Plus récemment, en 2007, deux cas de patients en France ont révélé que le couple atteint avait consommé de la viande de porc séchée dans le sud du pays, quelques semaines avant de déclarer la maladie. Les auteurs désignent la consommation de viande de porc crue ou insuffisamment cuite comme responsable probable des cas autochtones en France13. Cette hypothèse a été confirmée par l’agence française de sécurité sanitaire des aliments qui a rendu le 30 avril 2009 un avis confirmant la possibilité de transmission de ce virus par les saucisses crues à base de foie de porc14.

Hépatite F

Le virus de l’Hépatite F est un virus à l’existence hypothétique et qui serait responsable d’une forme d’hépatite virale. Plusieurs virus candidats pour l’hépatite F ont émergé dans les années 1990, mais aucun des cas rapportés n’a été suffisamment étayé1,2,3.
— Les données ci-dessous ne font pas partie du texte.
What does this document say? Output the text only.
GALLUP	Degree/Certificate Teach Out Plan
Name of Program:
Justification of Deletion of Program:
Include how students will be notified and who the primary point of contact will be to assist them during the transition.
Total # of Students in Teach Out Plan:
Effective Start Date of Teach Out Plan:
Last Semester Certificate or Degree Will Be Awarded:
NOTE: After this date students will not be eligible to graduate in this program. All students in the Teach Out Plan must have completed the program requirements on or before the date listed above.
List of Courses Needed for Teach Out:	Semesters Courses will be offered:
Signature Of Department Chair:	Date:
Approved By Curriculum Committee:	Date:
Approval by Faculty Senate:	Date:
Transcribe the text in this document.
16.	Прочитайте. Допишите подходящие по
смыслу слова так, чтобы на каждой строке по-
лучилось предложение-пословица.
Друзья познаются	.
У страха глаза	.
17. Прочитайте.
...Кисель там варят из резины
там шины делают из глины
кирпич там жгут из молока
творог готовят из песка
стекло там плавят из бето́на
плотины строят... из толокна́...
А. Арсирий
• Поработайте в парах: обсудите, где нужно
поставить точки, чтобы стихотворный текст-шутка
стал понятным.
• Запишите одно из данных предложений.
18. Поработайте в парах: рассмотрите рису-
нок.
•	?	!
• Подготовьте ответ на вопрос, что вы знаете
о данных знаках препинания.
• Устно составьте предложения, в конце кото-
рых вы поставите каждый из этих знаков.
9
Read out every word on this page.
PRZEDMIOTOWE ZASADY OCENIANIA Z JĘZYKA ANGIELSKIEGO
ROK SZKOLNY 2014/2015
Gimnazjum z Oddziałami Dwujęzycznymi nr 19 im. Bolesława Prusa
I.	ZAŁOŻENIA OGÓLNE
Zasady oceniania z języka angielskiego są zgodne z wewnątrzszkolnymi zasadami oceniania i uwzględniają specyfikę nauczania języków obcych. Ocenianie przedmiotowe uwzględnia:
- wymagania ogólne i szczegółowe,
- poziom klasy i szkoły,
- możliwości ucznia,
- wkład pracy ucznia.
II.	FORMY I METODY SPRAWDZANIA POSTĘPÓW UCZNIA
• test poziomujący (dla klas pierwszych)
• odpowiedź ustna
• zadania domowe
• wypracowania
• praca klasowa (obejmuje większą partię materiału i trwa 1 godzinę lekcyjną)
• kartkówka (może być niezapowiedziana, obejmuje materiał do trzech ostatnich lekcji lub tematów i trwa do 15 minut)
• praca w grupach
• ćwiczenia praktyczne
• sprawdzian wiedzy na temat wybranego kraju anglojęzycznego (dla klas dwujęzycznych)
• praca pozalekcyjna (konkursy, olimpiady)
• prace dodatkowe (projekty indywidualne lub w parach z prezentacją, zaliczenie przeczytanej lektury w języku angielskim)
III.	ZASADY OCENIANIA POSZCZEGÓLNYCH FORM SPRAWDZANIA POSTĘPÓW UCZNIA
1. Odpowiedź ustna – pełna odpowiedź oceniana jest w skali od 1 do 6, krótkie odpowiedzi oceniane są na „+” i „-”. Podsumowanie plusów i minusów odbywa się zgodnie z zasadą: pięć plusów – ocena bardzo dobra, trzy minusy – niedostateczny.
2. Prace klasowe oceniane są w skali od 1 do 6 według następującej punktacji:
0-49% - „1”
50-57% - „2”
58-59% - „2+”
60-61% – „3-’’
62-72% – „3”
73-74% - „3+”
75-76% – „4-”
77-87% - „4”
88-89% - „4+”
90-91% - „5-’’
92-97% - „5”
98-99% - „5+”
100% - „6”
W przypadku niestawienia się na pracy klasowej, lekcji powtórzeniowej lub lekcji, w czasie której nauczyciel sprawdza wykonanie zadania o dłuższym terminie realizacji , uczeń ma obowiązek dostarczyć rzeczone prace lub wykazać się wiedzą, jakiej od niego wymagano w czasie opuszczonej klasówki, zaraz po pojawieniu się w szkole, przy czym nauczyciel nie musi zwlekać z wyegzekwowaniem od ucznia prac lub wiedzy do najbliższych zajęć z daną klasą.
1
Plus récemment, en 1994 Deka et coll ont indiqué que des particules virales nouvelles avaient été découvertes dans les selles de patients atteints d’hépatites post-transfusionnelles, non-A, non-B, non-C, non-E4. L'injection de ces particules, dans le sang de singes rhésus Indiens a provoqué une hépatite et le virus a été nommé virus de l’hépatite F, ou virus de Toga. D'autres investigations n'ont pas confirmé l'existence du virus et il a été radié de la liste des virus responsables d'hépatite infectieuse3,5.

Hépatite G

[...]

Environ 2 % des donneurs de sang des États-Unis, a priori en bonne santé sont séro-positifs pour GBV-C, et jusqu'à 13 % des donneurs sont positifs à la présence d'anticorps anti E2. Néanmoins, étant donné l'absence de symptômes provoqués par ce virus, les autorités sanitaires américaines ont décidé de ne plus tester le sang pour ce virus.

[...]

Certaines études ont suggéré que la co-infection par le HGV pouvait ralentir la progression de hépatite C et du VIH3. Ce ralentissement, voire l'inhibition de la réplication du VIH est due à 2 protéines virales distinctes : la protéine d'enveloppe E2, qui provoque par son interaction avec son récepteur l'activation de facteurs de restriction cellulaires et inhibe l'entrée de VIH4, tandis que la protéine NS5A inhibe la réplication du virus5.